Am I missing a step to make this work on the server in the same manner it works on the client (with the use case being a hard-refresh of the site)?
If you're connecting to Firebase on the server as part of your isomorphic/universal rendering (which I assume you are), Firebase has no way of knowing which user initiated the request to your server that then subsequently issued the request to Firebase—on the client, the user's cookies can be sent along to Firebase, but it's your server, not the client, that's initiating the request on the server, and so is not associated with any given user.
My first thought was, in order to send authentication from the server, you'll need to have some sort of login on your own server; once you verify (with Firebase or otherwise) that the user is who they say they are, you can generate a token that you can save (securely) in the user's session and also send back to the client.
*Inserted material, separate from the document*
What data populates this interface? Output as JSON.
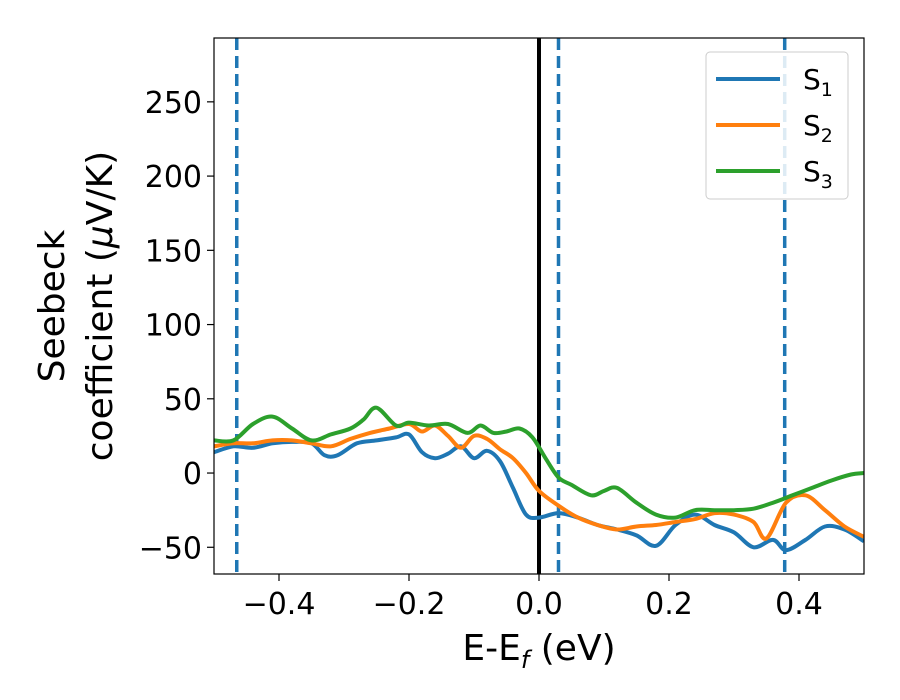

Then, on the client, and on each server request, just before rendering your React application with React.render*, you would call authWithCustomToken() with that user's token.
The one caveat, however, is that authentication to a Firebase database is global—when you authenticate a Firebase ref (even in Node.js), every single other ref pointing to the same database gets authenticated with those credentials; you can't log in as different users by using separate refs. So, if your React rendering pipeline on the server does any asynchronous operations between when the auth callback is called and the app is rendered (e.g. if you use something like react-async or do other fancy async data loading before rendering), the user that is authenticated against your Firebase might have changed by the time you go to render your application. If, however, your rendering pipeline is purely synchronous, you should be able to get away with this strategy (getAuth() can help ensure that you have the right auth before you render).
Aside from that, I think the most straightforward solution is the following:
Authenticate your users through your own server, creating a secure token and passing it back to the client for authentication purposes. Store this token in the user's session so the client can request it and auth with it on the client as necessary. You'll also need to generate your own auth data (the stuff that is normally passed to the callback for authWithPassword) and store this in the session as well.
For server requests to your Firebase, use one of the recommended server authentication schemes:
Using a Firebase app secret: All authentication methods can accept a Firebase app secret instead of a JWT token. This will grant the server complete read and write access to the entire Firebase database. This access will never expire unless it is revoked via the App Dashboard.
Using a secure JWT with the optional admin claim set to true: This method will grant a server complete read and write access to the entire Firebase database. This token will expire normally, so it is important to set the expiration times accordingly.
Using a secure JWT designed to give access to only the pieces of data a server needs to touch: This method is more complicated, but it is the safest way to authenticate a server as it lets the Security and Firebase Rules prevent the server from doing anything it's not supposed to, even if it becomes compromised in some way.
Include server logic to ensure that the current logged in user can only access appropriate data. Since the above methods of authentication will grant access to data the user may or may not have access to, you'll need to take your own steps to ensure that users don't get accidental access to things they shouldn't.
Pass the auth data that you stored in the session in step one to the React application as a property, instead of relying on things like ref.getAuth() to get this data inside your React app (since it won't work on the server), to identify the user in your UI.